Permaculture Designers Manual
CHAPTER 4 – PATTERN UNDERSTANDING
Section 4.5 –
Boundary Conditions in Permaculture
Boundaries are commonplace in nature. Media are variously liquid, gaseous, or solid, in various states of now or movement. They have very different inherent characteristics, such as relatively hotter, more acid, rough, harder, more absorbent, less perforated, darker, and so on. Even in abstract terms, society divides itself in terms of sex, age, culture, language, belief, disciplines, and color (just to enumerate a few perceived differences).
In this confusion of definitions, social and physical, we can make one statement with certainty. People discriminate (in its true meaning, of detecting a difference) between a great many media or systems, and therefore recognize boundary conditions or “sorts”, enabling them to define like and unlike materials or groups in terms of a large number of specific criteria. Differences, whether in nature or society, set up a potential STRESS CONDITION. This may demonstrate itself as media boundary disturbances, friction, shear, or turbulence caused by movement, sometimes violent chemical reactions, powerful diffusion forces, or social disruption. Seldom do two different systems come in contact without a boundary reaction of one sort or another, as quiet as rust, as noisy as political debate, or as lethal as war. If we concentrate our attention on the boundary condition, there are, crudely, two common or possible motions or particle flows – ALONG or ACROSS boundaries. In longitudinal flows (shear lines) between media, deflections and turbulence may be caused by local friction or the more cosmic Coriolus (spin) force. In crossing a boundary between media, the surfaces themselves may resist invaders (chemical or social); or various nets, sieves, or criteria may have to be bypassed by a potential invader.
However, these boundaries are, in nature, often very rich places for organisms to locate, for at least these reasons: Particles may naturally accumulate or deposit there (the boundary itself acts as a net or blockade). Special or unique niches are available in space or time within the boundary area itself. The resources of the two (or more) media systems are available at the boundary or nearby.
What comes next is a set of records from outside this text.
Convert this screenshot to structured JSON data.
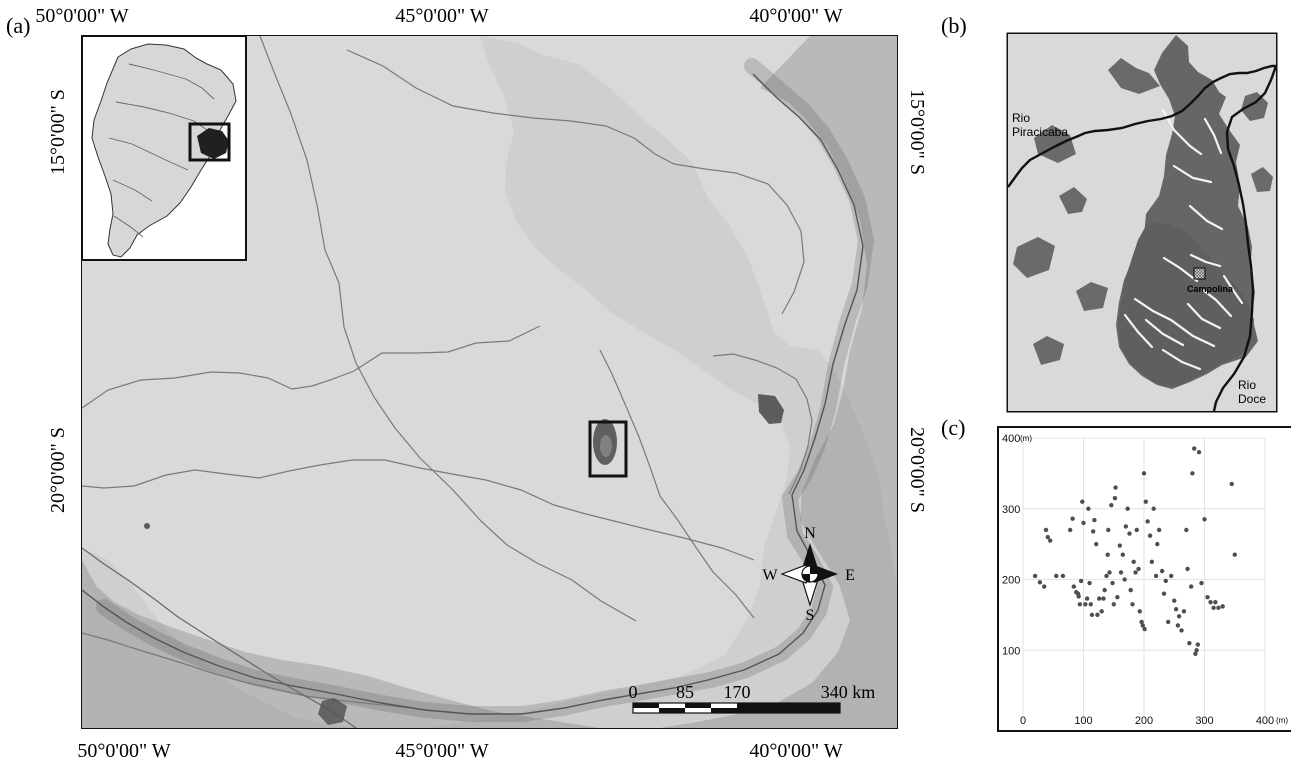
{
  "panels": {
    "a": "(a)",
    "b": "(b)",
    "c": "(c)"
  },
  "main_map": {
    "top_labels": [
      "50°0'00\" W",
      "45°0'00\" W",
      "40°0'00\" W"
    ],
    "bottom_labels": [
      "50°0'00\" W",
      "45°0'00\" W",
      "40°0'00\" W"
    ],
    "left_labels": [
      "15°0'00\" S",
      "20°0'00\" S"
    ],
    "right_labels": [
      "15°0'00\" S",
      "20°0'00\" S"
    ],
    "compass": {
      "n": "N",
      "s": "S",
      "e": "E",
      "w": "W"
    },
    "scale_bar": {
      "labels": [
        "0",
        "85",
        "170",
        "340 km"
      ]
    }
  },
  "inset_b": {
    "river_left": [
      "Rio",
      "Piracicaba"
    ],
    "river_right": [
      "Rio",
      "Doce"
    ],
    "site": "Campolina"
  },
  "scatter_c": {
    "unit_y": "(m)",
    "unit_x": "(m)"
  },
  "colors": {
    "land": "#d9d9d9",
    "forest": "#5e5e5e",
    "border": "#111111",
    "gridline": "#e3e3e3",
    "point": "#4f4f4f"
  },
  "chart_data": {
    "type": "scatter",
    "title": "",
    "xlabel": "",
    "ylabel": "",
    "xlim": [
      0,
      400
    ],
    "ylim": [
      0,
      400
    ],
    "xticks": [
      0,
      100,
      200,
      300,
      400
    ],
    "yticks": [
      100,
      200,
      300,
      400
    ],
    "grid": true,
    "points": [
      [
        20,
        205
      ],
      [
        28,
        196
      ],
      [
        35,
        190
      ],
      [
        38,
        270
      ],
      [
        41,
        260
      ],
      [
        45,
        255
      ],
      [
        55,
        205
      ],
      [
        66,
        205
      ],
      [
        78,
        270
      ],
      [
        82,
        286
      ],
      [
        84,
        190
      ],
      [
        88,
        182
      ],
      [
        91,
        180
      ],
      [
        92,
        176
      ],
      [
        94,
        165
      ],
      [
        96,
        198
      ],
      [
        98,
        310
      ],
      [
        100,
        280
      ],
      [
        103,
        165
      ],
      [
        106,
        173
      ],
      [
        108,
        300
      ],
      [
        110,
        195
      ],
      [
        112,
        165
      ],
      [
        114,
        150
      ],
      [
        116,
        268
      ],
      [
        118,
        284
      ],
      [
        121,
        250
      ],
      [
        123,
        150
      ],
      [
        126,
        173
      ],
      [
        130,
        155
      ],
      [
        133,
        173
      ],
      [
        135,
        185
      ],
      [
        138,
        205
      ],
      [
        140,
        235
      ],
      [
        141,
        270
      ],
      [
        143,
        210
      ],
      [
        146,
        305
      ],
      [
        148,
        195
      ],
      [
        150,
        165
      ],
      [
        152,
        315
      ],
      [
        153,
        330
      ],
      [
        156,
        175
      ],
      [
        160,
        248
      ],
      [
        162,
        210
      ],
      [
        165,
        235
      ],
      [
        168,
        200
      ],
      [
        170,
        275
      ],
      [
        173,
        300
      ],
      [
        176,
        265
      ],
      [
        178,
        185
      ],
      [
        181,
        165
      ],
      [
        183,
        225
      ],
      [
        186,
        210
      ],
      [
        188,
        270
      ],
      [
        191,
        215
      ],
      [
        193,
        155
      ],
      [
        196,
        140
      ],
      [
        198,
        135
      ],
      [
        200,
        350
      ],
      [
        201,
        130
      ],
      [
        203,
        310
      ],
      [
        206,
        282
      ],
      [
        210,
        262
      ],
      [
        213,
        225
      ],
      [
        216,
        300
      ],
      [
        220,
        205
      ],
      [
        222,
        250
      ],
      [
        225,
        270
      ],
      [
        230,
        212
      ],
      [
        233,
        180
      ],
      [
        236,
        198
      ],
      [
        240,
        140
      ],
      [
        245,
        205
      ],
      [
        250,
        170
      ],
      [
        253,
        158
      ],
      [
        256,
        135
      ],
      [
        258,
        148
      ],
      [
        262,
        128
      ],
      [
        266,
        155
      ],
      [
        270,
        270
      ],
      [
        272,
        215
      ],
      [
        275,
        110
      ],
      [
        278,
        190
      ],
      [
        280,
        350
      ],
      [
        283,
        385
      ],
      [
        285,
        95
      ],
      [
        287,
        100
      ],
      [
        289,
        108
      ],
      [
        291,
        380
      ],
      [
        295,
        195
      ],
      [
        300,
        285
      ],
      [
        305,
        175
      ],
      [
        310,
        168
      ],
      [
        315,
        160
      ],
      [
        318,
        168
      ],
      [
        323,
        160
      ],
      [
        330,
        162
      ],
      [
        345,
        335
      ],
      [
        350,
        235
      ]
    ]
  }
}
Special physical, social, or chemical conditions exist on the boundary, because of the reaction between the adjacent media. As all boundary conditions have some fuzzy depth, they constitute a third media (the media of the boundary zone itself). This last statement is especially true of diffusive or flowing media, and of turbulent effects. Turbulence in effect creates a mix of the two or more media, which may itself, form another recognizable medium (e.g. loam on water, an emulsion of oil and water).
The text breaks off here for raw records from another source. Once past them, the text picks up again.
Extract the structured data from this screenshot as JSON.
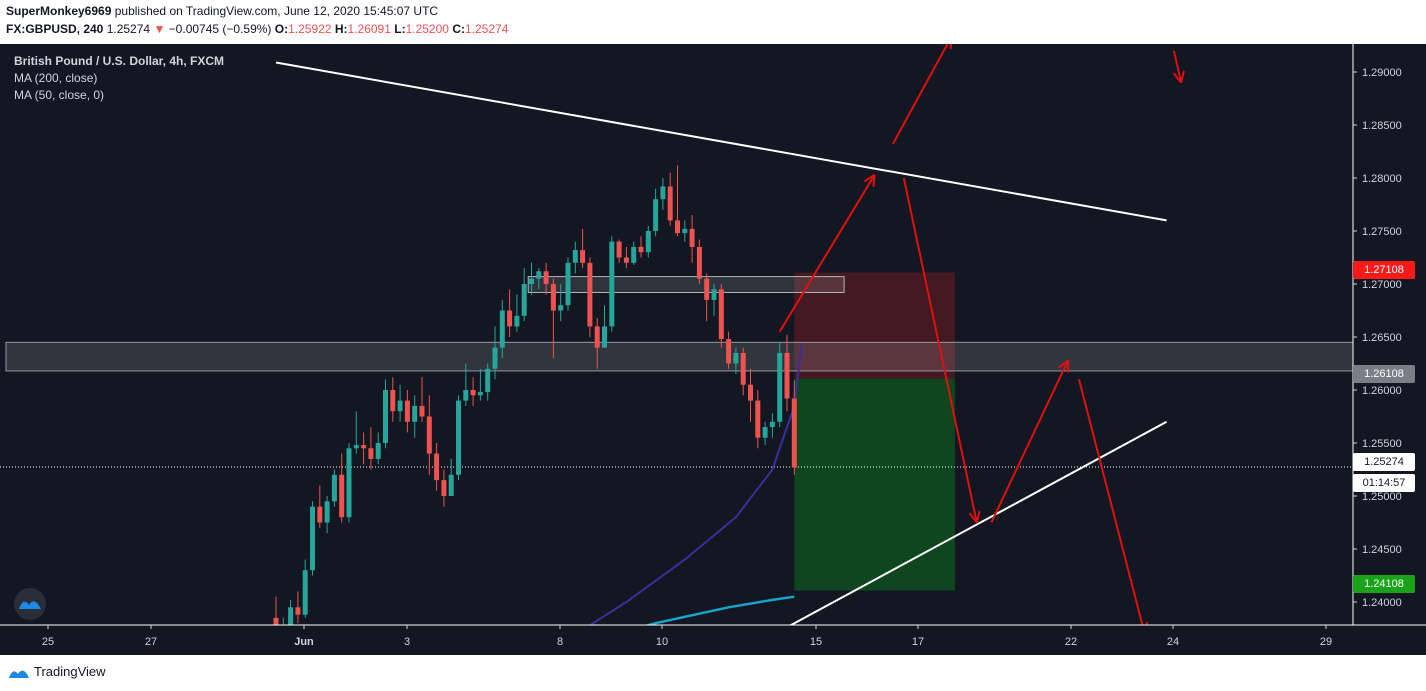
{
  "header": {
    "publisher": "SuperMonkey6969",
    "published_text": "published on TradingView.com, June 12, 2020 15:45:07 UTC",
    "symbol": "FX:GBPUSD, 240",
    "last_price": "1.25274",
    "change_arrow": "▼",
    "change": "−0.00745 (−0.59%)",
    "o_label": "O:",
    "o_value": "1.25922",
    "h_label": "H:",
    "h_value": "1.26091",
    "l_label": "L:",
    "l_value": "1.25200",
    "c_label": "C:",
    "c_value": "1.25274"
  },
  "legend": {
    "title": "British Pound / U.S. Dollar, 4h, FXCM",
    "ma200": "MA (200, close)",
    "ma50": "MA (50, close, 0)"
  },
  "badges": {
    "stop_price": "1.27108",
    "entry_price": "1.26108",
    "current_price": "1.25274",
    "countdown": "01:14:57",
    "target_price": "1.24108"
  },
  "footer": {
    "brand": "TradingView"
  },
  "colors": {
    "background": "#131722",
    "bull": "#26a69a",
    "bear": "#ef5350",
    "ma50": "#3b2f9e",
    "ma200": "#17a6c9",
    "annotation": "#e01010",
    "stop_zone": "#4a1a22",
    "target_zone": "#0f4a1f"
  },
  "chart_data": {
    "type": "candlestick",
    "symbol": "FX:GBPUSD",
    "timeframe": "4h",
    "x_tick_labels": [
      "25",
      "27",
      "Jun",
      "3",
      "8",
      "10",
      "15",
      "17",
      "22",
      "24",
      "29"
    ],
    "y_tick_labels": [
      "1.29000",
      "1.28500",
      "1.28000",
      "1.27500",
      "1.27000",
      "1.26500",
      "1.26000",
      "1.25500",
      "1.25000",
      "1.24500",
      "1.24000"
    ],
    "ylim": [
      1.2365,
      1.2905
    ],
    "candles": [
      {
        "o": 1.2385,
        "h": 1.2405,
        "l": 1.236,
        "c": 1.237
      },
      {
        "o": 1.237,
        "h": 1.2385,
        "l": 1.236,
        "c": 1.2378
      },
      {
        "o": 1.2378,
        "h": 1.2402,
        "l": 1.237,
        "c": 1.2395
      },
      {
        "o": 1.2395,
        "h": 1.241,
        "l": 1.238,
        "c": 1.2388
      },
      {
        "o": 1.2388,
        "h": 1.244,
        "l": 1.2385,
        "c": 1.243
      },
      {
        "o": 1.243,
        "h": 1.2495,
        "l": 1.2425,
        "c": 1.249
      },
      {
        "o": 1.249,
        "h": 1.251,
        "l": 1.247,
        "c": 1.2475
      },
      {
        "o": 1.2475,
        "h": 1.25,
        "l": 1.2465,
        "c": 1.2495
      },
      {
        "o": 1.2495,
        "h": 1.2525,
        "l": 1.249,
        "c": 1.252
      },
      {
        "o": 1.252,
        "h": 1.254,
        "l": 1.2475,
        "c": 1.248
      },
      {
        "o": 1.248,
        "h": 1.255,
        "l": 1.2475,
        "c": 1.2545
      },
      {
        "o": 1.2545,
        "h": 1.258,
        "l": 1.254,
        "c": 1.2548
      },
      {
        "o": 1.2548,
        "h": 1.256,
        "l": 1.253,
        "c": 1.2545
      },
      {
        "o": 1.2545,
        "h": 1.2565,
        "l": 1.2525,
        "c": 1.2535
      },
      {
        "o": 1.2535,
        "h": 1.256,
        "l": 1.253,
        "c": 1.255
      },
      {
        "o": 1.255,
        "h": 1.261,
        "l": 1.2545,
        "c": 1.26
      },
      {
        "o": 1.26,
        "h": 1.2612,
        "l": 1.257,
        "c": 1.258
      },
      {
        "o": 1.258,
        "h": 1.2605,
        "l": 1.257,
        "c": 1.259
      },
      {
        "o": 1.259,
        "h": 1.26,
        "l": 1.256,
        "c": 1.257
      },
      {
        "o": 1.257,
        "h": 1.2595,
        "l": 1.2555,
        "c": 1.2585
      },
      {
        "o": 1.2585,
        "h": 1.2612,
        "l": 1.257,
        "c": 1.2575
      },
      {
        "o": 1.2575,
        "h": 1.2595,
        "l": 1.252,
        "c": 1.254
      },
      {
        "o": 1.254,
        "h": 1.255,
        "l": 1.2505,
        "c": 1.2515
      },
      {
        "o": 1.2515,
        "h": 1.2525,
        "l": 1.249,
        "c": 1.25
      },
      {
        "o": 1.25,
        "h": 1.2535,
        "l": 1.25,
        "c": 1.252
      },
      {
        "o": 1.252,
        "h": 1.2595,
        "l": 1.2515,
        "c": 1.259
      },
      {
        "o": 1.259,
        "h": 1.2625,
        "l": 1.2585,
        "c": 1.26
      },
      {
        "o": 1.26,
        "h": 1.2612,
        "l": 1.2585,
        "c": 1.2595
      },
      {
        "o": 1.2595,
        "h": 1.262,
        "l": 1.259,
        "c": 1.2598
      },
      {
        "o": 1.2598,
        "h": 1.2625,
        "l": 1.259,
        "c": 1.262
      },
      {
        "o": 1.262,
        "h": 1.266,
        "l": 1.261,
        "c": 1.264
      },
      {
        "o": 1.264,
        "h": 1.2685,
        "l": 1.263,
        "c": 1.2675
      },
      {
        "o": 1.2675,
        "h": 1.2695,
        "l": 1.265,
        "c": 1.266
      },
      {
        "o": 1.266,
        "h": 1.269,
        "l": 1.2655,
        "c": 1.267
      },
      {
        "o": 1.267,
        "h": 1.2715,
        "l": 1.2665,
        "c": 1.27
      },
      {
        "o": 1.27,
        "h": 1.272,
        "l": 1.269,
        "c": 1.2705
      },
      {
        "o": 1.2705,
        "h": 1.2715,
        "l": 1.2695,
        "c": 1.2712
      },
      {
        "o": 1.2712,
        "h": 1.272,
        "l": 1.269,
        "c": 1.27
      },
      {
        "o": 1.27,
        "h": 1.2705,
        "l": 1.263,
        "c": 1.2675
      },
      {
        "o": 1.2675,
        "h": 1.27,
        "l": 1.2665,
        "c": 1.268
      },
      {
        "o": 1.268,
        "h": 1.2725,
        "l": 1.2675,
        "c": 1.272
      },
      {
        "o": 1.272,
        "h": 1.274,
        "l": 1.271,
        "c": 1.2732
      },
      {
        "o": 1.2732,
        "h": 1.2752,
        "l": 1.2715,
        "c": 1.272
      },
      {
        "o": 1.272,
        "h": 1.2725,
        "l": 1.265,
        "c": 1.266
      },
      {
        "o": 1.266,
        "h": 1.2668,
        "l": 1.262,
        "c": 1.264
      },
      {
        "o": 1.264,
        "h": 1.268,
        "l": 1.264,
        "c": 1.266
      },
      {
        "o": 1.266,
        "h": 1.2745,
        "l": 1.2655,
        "c": 1.274
      },
      {
        "o": 1.274,
        "h": 1.2742,
        "l": 1.272,
        "c": 1.2725
      },
      {
        "o": 1.2725,
        "h": 1.2735,
        "l": 1.2715,
        "c": 1.272
      },
      {
        "o": 1.272,
        "h": 1.274,
        "l": 1.2718,
        "c": 1.2735
      },
      {
        "o": 1.2735,
        "h": 1.2745,
        "l": 1.2725,
        "c": 1.273
      },
      {
        "o": 1.273,
        "h": 1.2755,
        "l": 1.2725,
        "c": 1.275
      },
      {
        "o": 1.275,
        "h": 1.279,
        "l": 1.2745,
        "c": 1.278
      },
      {
        "o": 1.278,
        "h": 1.28,
        "l": 1.277,
        "c": 1.2792
      },
      {
        "o": 1.2792,
        "h": 1.2805,
        "l": 1.2755,
        "c": 1.276
      },
      {
        "o": 1.276,
        "h": 1.2812,
        "l": 1.2745,
        "c": 1.2748
      },
      {
        "o": 1.2748,
        "h": 1.276,
        "l": 1.274,
        "c": 1.2752
      },
      {
        "o": 1.2752,
        "h": 1.2765,
        "l": 1.272,
        "c": 1.2735
      },
      {
        "o": 1.2735,
        "h": 1.2742,
        "l": 1.27,
        "c": 1.2705
      },
      {
        "o": 1.2705,
        "h": 1.271,
        "l": 1.2665,
        "c": 1.2685
      },
      {
        "o": 1.2685,
        "h": 1.27,
        "l": 1.267,
        "c": 1.2695
      },
      {
        "o": 1.2695,
        "h": 1.27,
        "l": 1.264,
        "c": 1.2648
      },
      {
        "o": 1.2648,
        "h": 1.2655,
        "l": 1.262,
        "c": 1.2625
      },
      {
        "o": 1.2625,
        "h": 1.264,
        "l": 1.2615,
        "c": 1.2635
      },
      {
        "o": 1.2635,
        "h": 1.264,
        "l": 1.2595,
        "c": 1.2605
      },
      {
        "o": 1.2605,
        "h": 1.262,
        "l": 1.257,
        "c": 1.259
      },
      {
        "o": 1.259,
        "h": 1.26,
        "l": 1.2545,
        "c": 1.2555
      },
      {
        "o": 1.2555,
        "h": 1.257,
        "l": 1.2548,
        "c": 1.2565
      },
      {
        "o": 1.2565,
        "h": 1.2578,
        "l": 1.2555,
        "c": 1.257
      },
      {
        "o": 1.257,
        "h": 1.2645,
        "l": 1.2565,
        "c": 1.2635
      },
      {
        "o": 1.2635,
        "h": 1.2652,
        "l": 1.258,
        "c": 1.2592
      },
      {
        "o": 1.2592,
        "h": 1.2609,
        "l": 1.252,
        "c": 1.2527
      }
    ],
    "ma50": [
      [
        40,
        1.2365
      ],
      [
        48,
        1.24
      ],
      [
        56,
        1.244
      ],
      [
        63,
        1.248
      ],
      [
        68,
        1.2525
      ],
      [
        71,
        1.2585
      ],
      [
        72,
        1.2643
      ]
    ],
    "ma200": [
      [
        44,
        1.2365
      ],
      [
        52,
        1.238
      ],
      [
        62,
        1.2395
      ],
      [
        68,
        1.2402
      ],
      [
        71,
        1.2405
      ]
    ],
    "support_zone": [
      1.2618,
      1.2645
    ],
    "resistance_box": [
      1.2692,
      1.2707
    ],
    "trend_lines": [
      {
        "from": [
          0,
          1.2909
        ],
        "to": [
          122,
          1.276
        ]
      },
      {
        "from": [
          67,
          1.2365
        ],
        "to": [
          122,
          1.257
        ]
      }
    ],
    "position": {
      "entry": 1.26108,
      "stop": 1.27108,
      "target": 1.24108,
      "x_start": 71,
      "x_end": 93
    },
    "current_price": 1.25274,
    "projection_arrows": [
      [
        [
          69,
          1.2655
        ],
        [
          82,
          1.2803
        ]
      ],
      [
        [
          84.5,
          1.2832
        ],
        [
          92.5,
          1.2933
        ]
      ],
      [
        [
          86,
          1.28
        ],
        [
          96,
          1.2475
        ]
      ],
      [
        [
          98,
          1.2475
        ],
        [
          108.5,
          1.2628
        ]
      ],
      [
        [
          110,
          1.261
        ],
        [
          119,
          1.237
        ]
      ],
      [
        [
          123,
          1.292
        ],
        [
          124,
          1.289
        ]
      ]
    ]
  }
}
In our world of constant events, especially in the living world, more events occur at boundaries than occur elsewhere, because of these special conditions or differences. It is common to find that there are more different types of living species at any such boundary or edge than there are within the adjoining system or medium. Boundaries tend to be Species-rich. This “edge effect” is an important factor in Permaculture. It is recognized by ecologists that the interface between two ecosystems represents a third, more complex, system which combines both. At interfaces, species from both systems can exist and in many cases, the boundary also supports its own species.
Gross photosynthetic production is higher at interfaces. For example, the complex systems of land/ocean interface – such as estuaries and coral reefs – show the highest production per unit area of any of the major ecosystems (Kormondy, E.J., 1959, Concepts of Ecology, Prentice Hall. NJ, USA). Forest / Pasture interfaces show greater complexity than either system in both producers (plants) and consumers (animals).
It seems that the Tasmanian Aborigines burned the forest to maintain a large interface of Forest / Plain. Since these transitional areas provided a great variety and amount of food. Animals are found in greater numbers on edges, for example, and a fire mosaic landscape is rich in species. Such mosaics were the basis of Australian Aboriginal landscape management.
In view of the edge effect, it seems worthwhile to increase interface between particular habitats to a maximum. A landscape with a complex edge mosaic is interesting and beautiful; it can be considered the basis of the art of productive landscape design. And most certainly, increased edge makes for a more stimulating landscape. As designers, we can also create a harmonic edge with plants, water, or buildings.
There are aspects of boundaries that deserve considerable design intervention:
The geometry or harmonies of any particular edge; how we crenelate the edge.
Diffusion of the media across boundaries (this may make either a third system or a broader area in which to operate – few boundaries are very strictly defined).
Effects which actively convey material to or across boundaries; in nature, these are often living organisms or flow (bees, for example).
The compatibility (or allelopathy) of species or elements brought into proximity by edge design.
Boundaries as accumulators on which we can collect mulch or nutrients.